Patients who continued to take, or who potentially needed to take, during the double-blind portion of this study, any of the following concomitant medications, which could cause unwanted drug-to-drug interactions or which could confound the analysis of antipsychotic effectiveness of the randomly assigned study drug: carbamazepine, valproic acid or sodium valproate or divalproate sodium, lithium carbonate or lithium citrate.
Patients who failed to withdraw from fluoxetine treatment at least 28 days prior to screening, if on treatment with fluoxetine.
Patients with any gastrointestinal resection, stomach stapling, or any other condition that may impair the absorption of the study medication.
Patients who had positive result in the urine screen for drugs of abuse (except for cannabis or medically-prescribed analgesics or benzodiazepines.)

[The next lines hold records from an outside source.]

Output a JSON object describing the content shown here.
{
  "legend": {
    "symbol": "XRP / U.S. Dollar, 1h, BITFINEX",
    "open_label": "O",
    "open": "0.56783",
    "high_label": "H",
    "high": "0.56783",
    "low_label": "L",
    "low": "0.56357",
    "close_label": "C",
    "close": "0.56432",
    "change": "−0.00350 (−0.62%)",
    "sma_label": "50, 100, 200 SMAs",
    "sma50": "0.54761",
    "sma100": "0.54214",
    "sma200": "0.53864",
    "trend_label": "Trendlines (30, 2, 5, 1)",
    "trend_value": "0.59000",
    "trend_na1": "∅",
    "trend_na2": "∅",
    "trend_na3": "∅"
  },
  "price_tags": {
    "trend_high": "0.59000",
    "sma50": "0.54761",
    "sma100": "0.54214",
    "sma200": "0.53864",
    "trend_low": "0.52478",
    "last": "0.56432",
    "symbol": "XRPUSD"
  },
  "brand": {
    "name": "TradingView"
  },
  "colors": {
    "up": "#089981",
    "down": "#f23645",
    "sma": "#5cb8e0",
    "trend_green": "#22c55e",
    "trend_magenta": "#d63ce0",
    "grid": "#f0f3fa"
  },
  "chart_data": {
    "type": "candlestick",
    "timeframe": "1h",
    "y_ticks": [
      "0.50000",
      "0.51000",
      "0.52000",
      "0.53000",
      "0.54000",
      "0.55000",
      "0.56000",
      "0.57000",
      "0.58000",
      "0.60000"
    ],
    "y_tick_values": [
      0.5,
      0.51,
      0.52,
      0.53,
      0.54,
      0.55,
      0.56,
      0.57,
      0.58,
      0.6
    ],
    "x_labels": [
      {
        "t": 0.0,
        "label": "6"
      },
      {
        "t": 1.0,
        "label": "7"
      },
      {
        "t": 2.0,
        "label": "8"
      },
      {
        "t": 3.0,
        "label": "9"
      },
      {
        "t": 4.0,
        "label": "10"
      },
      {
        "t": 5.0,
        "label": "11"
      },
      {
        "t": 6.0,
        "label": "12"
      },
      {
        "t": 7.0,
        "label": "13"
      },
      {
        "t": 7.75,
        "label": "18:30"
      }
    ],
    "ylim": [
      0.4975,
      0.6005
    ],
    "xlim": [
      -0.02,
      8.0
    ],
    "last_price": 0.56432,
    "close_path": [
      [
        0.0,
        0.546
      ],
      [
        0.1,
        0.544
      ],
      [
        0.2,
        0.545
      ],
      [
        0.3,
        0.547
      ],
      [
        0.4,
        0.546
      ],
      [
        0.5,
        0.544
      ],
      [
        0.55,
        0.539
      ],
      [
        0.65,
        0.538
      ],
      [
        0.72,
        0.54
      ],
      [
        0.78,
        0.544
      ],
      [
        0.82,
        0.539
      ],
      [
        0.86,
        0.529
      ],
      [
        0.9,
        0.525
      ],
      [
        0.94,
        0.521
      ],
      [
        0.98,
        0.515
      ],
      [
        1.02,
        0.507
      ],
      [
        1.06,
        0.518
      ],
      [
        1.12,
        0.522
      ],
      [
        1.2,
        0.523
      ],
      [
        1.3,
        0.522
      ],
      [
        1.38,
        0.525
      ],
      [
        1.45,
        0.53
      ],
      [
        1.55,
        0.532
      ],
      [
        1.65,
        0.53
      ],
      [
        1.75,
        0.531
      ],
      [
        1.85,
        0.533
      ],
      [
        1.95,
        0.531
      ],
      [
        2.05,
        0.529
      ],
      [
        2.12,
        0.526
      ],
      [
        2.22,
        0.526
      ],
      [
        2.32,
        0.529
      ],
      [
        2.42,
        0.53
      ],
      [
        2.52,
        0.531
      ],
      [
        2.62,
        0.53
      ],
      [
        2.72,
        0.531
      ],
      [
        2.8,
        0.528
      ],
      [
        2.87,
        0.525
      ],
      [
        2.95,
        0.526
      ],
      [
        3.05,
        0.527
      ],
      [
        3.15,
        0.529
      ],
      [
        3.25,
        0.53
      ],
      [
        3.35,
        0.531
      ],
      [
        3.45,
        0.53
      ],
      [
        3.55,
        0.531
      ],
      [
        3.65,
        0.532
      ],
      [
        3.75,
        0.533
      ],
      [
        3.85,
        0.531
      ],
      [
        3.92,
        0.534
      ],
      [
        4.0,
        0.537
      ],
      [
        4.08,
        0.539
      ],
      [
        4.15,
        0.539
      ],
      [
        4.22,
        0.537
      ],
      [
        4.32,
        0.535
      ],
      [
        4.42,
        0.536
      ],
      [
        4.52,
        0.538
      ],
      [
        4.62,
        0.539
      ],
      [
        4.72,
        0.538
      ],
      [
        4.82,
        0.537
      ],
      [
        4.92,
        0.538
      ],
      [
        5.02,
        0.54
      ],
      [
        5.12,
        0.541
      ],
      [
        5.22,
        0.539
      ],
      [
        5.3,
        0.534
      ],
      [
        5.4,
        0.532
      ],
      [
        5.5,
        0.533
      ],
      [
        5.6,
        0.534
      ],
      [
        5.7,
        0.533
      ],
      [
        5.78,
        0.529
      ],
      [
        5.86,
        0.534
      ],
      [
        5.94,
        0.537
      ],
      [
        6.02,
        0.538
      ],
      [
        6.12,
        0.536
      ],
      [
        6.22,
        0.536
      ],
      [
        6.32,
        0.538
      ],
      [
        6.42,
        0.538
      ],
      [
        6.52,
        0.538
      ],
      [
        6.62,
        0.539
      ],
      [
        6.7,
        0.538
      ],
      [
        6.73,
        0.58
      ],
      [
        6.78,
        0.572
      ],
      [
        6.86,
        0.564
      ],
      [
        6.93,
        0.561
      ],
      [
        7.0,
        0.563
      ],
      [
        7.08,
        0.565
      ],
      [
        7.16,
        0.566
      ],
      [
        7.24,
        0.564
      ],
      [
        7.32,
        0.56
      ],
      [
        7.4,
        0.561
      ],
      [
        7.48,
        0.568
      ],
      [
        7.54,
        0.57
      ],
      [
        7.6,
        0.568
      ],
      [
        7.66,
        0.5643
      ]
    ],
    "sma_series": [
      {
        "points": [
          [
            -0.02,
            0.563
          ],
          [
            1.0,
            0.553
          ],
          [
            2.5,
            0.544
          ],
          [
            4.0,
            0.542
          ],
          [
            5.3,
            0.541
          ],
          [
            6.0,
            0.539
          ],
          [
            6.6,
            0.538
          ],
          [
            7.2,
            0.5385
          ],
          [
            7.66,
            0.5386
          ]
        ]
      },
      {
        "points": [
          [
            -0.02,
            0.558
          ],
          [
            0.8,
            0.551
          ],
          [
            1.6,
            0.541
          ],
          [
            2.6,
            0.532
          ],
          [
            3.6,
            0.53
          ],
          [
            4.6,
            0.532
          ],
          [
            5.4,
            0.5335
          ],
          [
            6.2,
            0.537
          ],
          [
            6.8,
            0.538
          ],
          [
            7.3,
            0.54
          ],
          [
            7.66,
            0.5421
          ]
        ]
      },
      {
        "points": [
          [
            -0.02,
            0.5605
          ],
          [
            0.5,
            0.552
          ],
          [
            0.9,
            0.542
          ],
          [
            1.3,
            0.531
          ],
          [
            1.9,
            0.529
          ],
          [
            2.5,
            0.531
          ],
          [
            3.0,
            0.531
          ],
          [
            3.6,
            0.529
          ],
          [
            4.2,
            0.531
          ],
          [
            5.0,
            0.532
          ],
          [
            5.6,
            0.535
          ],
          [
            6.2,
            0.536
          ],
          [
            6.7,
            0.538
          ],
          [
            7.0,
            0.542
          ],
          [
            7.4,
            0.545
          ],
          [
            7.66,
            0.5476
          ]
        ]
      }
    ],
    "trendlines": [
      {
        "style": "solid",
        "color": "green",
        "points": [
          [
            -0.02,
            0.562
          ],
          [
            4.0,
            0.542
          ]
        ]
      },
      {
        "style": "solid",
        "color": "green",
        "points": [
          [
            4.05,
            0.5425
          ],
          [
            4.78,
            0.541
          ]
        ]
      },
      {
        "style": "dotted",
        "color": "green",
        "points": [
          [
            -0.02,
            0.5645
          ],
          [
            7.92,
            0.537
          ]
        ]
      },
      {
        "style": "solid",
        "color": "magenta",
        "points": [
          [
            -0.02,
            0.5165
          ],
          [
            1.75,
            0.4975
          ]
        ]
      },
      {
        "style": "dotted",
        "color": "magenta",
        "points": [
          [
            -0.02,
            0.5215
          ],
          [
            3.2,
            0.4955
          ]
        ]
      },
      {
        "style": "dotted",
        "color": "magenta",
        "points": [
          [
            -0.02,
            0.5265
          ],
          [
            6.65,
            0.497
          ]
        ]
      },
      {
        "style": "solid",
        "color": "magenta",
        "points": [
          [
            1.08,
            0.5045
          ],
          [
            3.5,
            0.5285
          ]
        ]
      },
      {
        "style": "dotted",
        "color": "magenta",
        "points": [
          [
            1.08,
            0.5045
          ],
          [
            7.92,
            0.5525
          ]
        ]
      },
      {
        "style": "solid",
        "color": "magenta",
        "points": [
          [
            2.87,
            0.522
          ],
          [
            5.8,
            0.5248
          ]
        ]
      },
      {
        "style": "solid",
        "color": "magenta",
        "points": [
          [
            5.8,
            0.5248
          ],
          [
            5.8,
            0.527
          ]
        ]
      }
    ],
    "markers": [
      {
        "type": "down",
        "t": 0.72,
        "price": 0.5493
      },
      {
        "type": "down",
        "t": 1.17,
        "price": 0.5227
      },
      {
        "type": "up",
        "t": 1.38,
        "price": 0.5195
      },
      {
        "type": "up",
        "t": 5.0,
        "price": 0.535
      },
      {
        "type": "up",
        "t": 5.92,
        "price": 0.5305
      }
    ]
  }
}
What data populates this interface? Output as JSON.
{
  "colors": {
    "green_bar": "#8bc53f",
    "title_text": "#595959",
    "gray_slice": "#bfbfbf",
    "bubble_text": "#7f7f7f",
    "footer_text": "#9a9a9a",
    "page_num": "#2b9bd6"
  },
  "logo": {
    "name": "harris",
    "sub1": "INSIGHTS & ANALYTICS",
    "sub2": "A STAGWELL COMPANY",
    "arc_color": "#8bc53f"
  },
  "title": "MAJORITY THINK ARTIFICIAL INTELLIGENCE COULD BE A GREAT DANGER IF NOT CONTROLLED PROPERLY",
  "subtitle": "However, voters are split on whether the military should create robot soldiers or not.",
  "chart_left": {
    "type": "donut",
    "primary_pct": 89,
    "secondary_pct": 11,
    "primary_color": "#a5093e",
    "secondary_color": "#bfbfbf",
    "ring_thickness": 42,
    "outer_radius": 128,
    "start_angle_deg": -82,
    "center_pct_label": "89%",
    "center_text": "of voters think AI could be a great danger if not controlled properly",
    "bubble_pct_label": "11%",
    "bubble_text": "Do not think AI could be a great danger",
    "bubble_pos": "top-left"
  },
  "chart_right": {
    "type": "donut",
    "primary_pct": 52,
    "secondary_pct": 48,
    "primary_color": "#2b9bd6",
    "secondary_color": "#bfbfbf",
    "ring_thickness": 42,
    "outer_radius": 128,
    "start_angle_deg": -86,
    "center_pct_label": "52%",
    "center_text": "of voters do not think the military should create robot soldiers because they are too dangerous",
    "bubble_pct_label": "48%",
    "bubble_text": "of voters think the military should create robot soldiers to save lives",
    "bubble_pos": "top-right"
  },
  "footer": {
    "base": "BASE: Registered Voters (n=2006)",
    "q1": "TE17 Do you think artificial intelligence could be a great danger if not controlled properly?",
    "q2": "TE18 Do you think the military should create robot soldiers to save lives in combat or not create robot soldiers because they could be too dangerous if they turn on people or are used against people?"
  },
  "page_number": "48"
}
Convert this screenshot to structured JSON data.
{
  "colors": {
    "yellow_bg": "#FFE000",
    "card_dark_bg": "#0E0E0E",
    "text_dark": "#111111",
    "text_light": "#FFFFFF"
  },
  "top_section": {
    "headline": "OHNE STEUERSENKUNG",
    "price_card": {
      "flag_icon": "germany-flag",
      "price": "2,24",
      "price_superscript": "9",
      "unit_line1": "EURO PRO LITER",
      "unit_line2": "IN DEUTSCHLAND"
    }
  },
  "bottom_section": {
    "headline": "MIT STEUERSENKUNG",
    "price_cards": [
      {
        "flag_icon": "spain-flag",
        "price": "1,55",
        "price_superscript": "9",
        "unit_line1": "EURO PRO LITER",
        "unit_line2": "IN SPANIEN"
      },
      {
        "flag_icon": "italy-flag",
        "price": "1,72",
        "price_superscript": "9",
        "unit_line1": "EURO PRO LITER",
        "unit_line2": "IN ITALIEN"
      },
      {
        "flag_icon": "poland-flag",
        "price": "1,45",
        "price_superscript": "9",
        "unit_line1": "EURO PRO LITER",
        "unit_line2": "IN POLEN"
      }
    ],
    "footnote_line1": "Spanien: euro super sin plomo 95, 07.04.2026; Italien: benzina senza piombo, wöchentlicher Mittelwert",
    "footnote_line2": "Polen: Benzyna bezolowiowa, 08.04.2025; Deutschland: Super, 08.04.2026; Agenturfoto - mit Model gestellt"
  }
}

Patients who met the DSM-IV criteria for psychoactive substance dependence or patients with a history of substance or alcohol dependence within one month prior to the beginning of the study.
Patients had any somatic condition whose symptoms or physical signs could be misinterpreted as signs or symptoms of schizophrenia or as adverse effects from antipsychotic medications.
Patients with any acute or unstable medical condition.
Patients who had taken an investigational drug within the four weeks, which preceded the start of placebo washout.
Patients who were treatment-resistant.
Patients who continued to take, or who potentially needed to take, during this study, any medication or substance that is known to be an inhibitor of the microsomal enzyme CYP2D6, or an inhibitor or a substrate of the microsomal enzyme CYP3A4.